SWR and Reflected Power Calculator
Calculate Standing Wave Ratio (SWR) from impedance mismatch, and find the percentage of power reflected back.
Essential for antenna tuning.
Standing Wave Ratio (SWR) measures how well matched an antenna system is to the transmission line. A perfect match gives SWR = 1:1. Mismatches create standing waves on the feedline, wasting power.
SWR from impedance: Reflection coefficient: Γ = (Z_load - Z_line) / (Z_load + Z_line) SWR = (1 + |Γ|) / (1 - |Γ|)

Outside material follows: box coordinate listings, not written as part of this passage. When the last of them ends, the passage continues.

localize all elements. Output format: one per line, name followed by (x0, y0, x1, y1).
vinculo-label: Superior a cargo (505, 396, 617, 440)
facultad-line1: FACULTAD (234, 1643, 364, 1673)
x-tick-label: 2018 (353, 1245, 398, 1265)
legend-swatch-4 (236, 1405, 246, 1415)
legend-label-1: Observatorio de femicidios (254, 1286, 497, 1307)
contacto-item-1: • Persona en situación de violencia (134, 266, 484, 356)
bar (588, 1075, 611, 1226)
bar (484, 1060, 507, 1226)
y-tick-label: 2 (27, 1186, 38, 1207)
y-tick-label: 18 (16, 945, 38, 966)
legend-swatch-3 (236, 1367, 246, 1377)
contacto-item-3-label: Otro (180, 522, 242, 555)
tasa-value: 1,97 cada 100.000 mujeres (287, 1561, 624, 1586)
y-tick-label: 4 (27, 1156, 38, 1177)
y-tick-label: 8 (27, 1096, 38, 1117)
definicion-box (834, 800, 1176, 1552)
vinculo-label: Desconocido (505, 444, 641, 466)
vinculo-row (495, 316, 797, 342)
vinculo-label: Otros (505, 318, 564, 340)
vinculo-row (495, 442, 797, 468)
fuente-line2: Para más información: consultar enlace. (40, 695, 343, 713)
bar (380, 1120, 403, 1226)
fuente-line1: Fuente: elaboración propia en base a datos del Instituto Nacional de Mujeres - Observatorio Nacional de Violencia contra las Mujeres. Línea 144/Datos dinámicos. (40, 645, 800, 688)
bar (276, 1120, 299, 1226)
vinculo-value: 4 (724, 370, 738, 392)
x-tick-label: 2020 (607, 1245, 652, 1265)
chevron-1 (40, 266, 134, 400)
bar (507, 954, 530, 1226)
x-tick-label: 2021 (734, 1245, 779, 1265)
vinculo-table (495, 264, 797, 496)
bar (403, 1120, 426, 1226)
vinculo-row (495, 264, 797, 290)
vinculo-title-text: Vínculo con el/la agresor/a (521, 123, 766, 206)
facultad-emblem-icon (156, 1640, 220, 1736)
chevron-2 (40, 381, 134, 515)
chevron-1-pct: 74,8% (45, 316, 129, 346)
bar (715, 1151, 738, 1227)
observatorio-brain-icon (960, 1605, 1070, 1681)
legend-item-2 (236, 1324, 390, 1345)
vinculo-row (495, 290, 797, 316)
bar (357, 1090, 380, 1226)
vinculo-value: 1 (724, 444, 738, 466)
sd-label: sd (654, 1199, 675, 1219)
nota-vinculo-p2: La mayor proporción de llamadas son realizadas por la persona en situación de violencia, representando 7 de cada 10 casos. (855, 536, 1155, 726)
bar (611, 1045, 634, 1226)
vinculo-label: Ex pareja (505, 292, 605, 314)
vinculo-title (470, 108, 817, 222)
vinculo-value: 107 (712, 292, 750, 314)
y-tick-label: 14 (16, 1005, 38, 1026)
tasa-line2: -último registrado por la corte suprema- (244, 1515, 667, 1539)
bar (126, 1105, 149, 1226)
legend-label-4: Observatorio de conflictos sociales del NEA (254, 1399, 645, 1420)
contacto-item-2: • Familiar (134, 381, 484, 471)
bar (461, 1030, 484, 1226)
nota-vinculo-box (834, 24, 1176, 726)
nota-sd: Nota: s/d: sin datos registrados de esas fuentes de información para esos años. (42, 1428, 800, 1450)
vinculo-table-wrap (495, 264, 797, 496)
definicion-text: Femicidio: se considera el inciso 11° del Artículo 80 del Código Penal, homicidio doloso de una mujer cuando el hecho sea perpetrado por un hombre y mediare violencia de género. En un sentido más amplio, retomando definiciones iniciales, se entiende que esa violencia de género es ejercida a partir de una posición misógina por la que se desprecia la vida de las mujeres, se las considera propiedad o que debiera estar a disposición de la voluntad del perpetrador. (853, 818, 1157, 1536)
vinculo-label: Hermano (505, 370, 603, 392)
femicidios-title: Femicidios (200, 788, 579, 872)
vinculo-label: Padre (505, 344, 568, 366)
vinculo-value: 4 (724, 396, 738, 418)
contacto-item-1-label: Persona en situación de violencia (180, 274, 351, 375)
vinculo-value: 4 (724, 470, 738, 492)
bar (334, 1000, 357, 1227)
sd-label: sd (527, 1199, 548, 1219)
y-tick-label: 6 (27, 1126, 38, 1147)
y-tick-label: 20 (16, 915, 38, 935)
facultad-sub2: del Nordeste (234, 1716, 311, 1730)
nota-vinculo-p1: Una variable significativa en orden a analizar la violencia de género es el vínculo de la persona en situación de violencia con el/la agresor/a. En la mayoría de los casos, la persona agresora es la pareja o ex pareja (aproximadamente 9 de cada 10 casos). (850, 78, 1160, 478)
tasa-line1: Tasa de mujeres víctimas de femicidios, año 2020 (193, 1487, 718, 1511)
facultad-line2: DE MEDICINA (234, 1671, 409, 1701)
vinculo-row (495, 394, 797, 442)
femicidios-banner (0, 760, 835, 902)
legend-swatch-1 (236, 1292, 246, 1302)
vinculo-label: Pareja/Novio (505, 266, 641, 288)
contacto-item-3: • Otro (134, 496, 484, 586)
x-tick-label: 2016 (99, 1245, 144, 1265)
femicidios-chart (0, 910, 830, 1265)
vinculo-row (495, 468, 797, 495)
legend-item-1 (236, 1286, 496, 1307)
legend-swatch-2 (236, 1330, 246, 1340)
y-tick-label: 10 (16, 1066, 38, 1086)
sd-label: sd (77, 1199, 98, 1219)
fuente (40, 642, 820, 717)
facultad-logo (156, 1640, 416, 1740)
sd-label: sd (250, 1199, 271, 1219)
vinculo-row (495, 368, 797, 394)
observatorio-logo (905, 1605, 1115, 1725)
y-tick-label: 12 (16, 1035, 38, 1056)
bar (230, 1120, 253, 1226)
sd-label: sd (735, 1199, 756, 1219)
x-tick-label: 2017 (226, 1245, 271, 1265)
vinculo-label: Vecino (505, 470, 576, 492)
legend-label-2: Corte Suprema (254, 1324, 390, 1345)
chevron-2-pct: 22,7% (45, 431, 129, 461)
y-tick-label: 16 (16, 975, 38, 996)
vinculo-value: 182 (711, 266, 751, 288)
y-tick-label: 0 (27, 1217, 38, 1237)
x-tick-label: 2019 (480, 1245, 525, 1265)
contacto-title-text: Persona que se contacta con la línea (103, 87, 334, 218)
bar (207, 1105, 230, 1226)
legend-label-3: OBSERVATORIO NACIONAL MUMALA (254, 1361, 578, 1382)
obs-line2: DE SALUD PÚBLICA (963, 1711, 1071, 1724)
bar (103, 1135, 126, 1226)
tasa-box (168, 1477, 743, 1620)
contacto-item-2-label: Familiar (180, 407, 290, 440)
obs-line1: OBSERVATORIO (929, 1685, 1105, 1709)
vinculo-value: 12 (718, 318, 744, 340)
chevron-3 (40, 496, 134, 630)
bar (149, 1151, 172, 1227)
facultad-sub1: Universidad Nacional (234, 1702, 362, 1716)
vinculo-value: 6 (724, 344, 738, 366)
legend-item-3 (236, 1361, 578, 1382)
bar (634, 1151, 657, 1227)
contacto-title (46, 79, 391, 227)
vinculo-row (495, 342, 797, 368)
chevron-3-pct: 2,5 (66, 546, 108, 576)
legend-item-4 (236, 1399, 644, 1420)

Reflected power percentage: P_reflected = |Γ|² × 100%
SWR guidelines for amateur radio:
- SWR 1:1 — Perfect (theoretical)
- SWR up to 1.5:1 — Excellent, essentially no practical loss
- SWR 1.5–2.0:1 — Good, most modern transceivers handle this without protection
- SWR 2.0–3.0:1 — Acceptable, some power loss in feedline
- SWR 3.0–5.0:1 — Poor, significant feedline loss, transmitter may reduce power
- SWR above 5:1 — Bad, antenna needs retuning
Power loss in dB: Return loss (dB) = -20 log₁₀(|Γ|)
Practical notes: Most modern HF transceivers have built-in ATUs (antenna tuning units) that can match loads up to SWR 3:1. Feedline type matters — low-loss ladder line tolerates high SWR much better than coax. High SWR in coax significantly increases feedline heating and signal loss.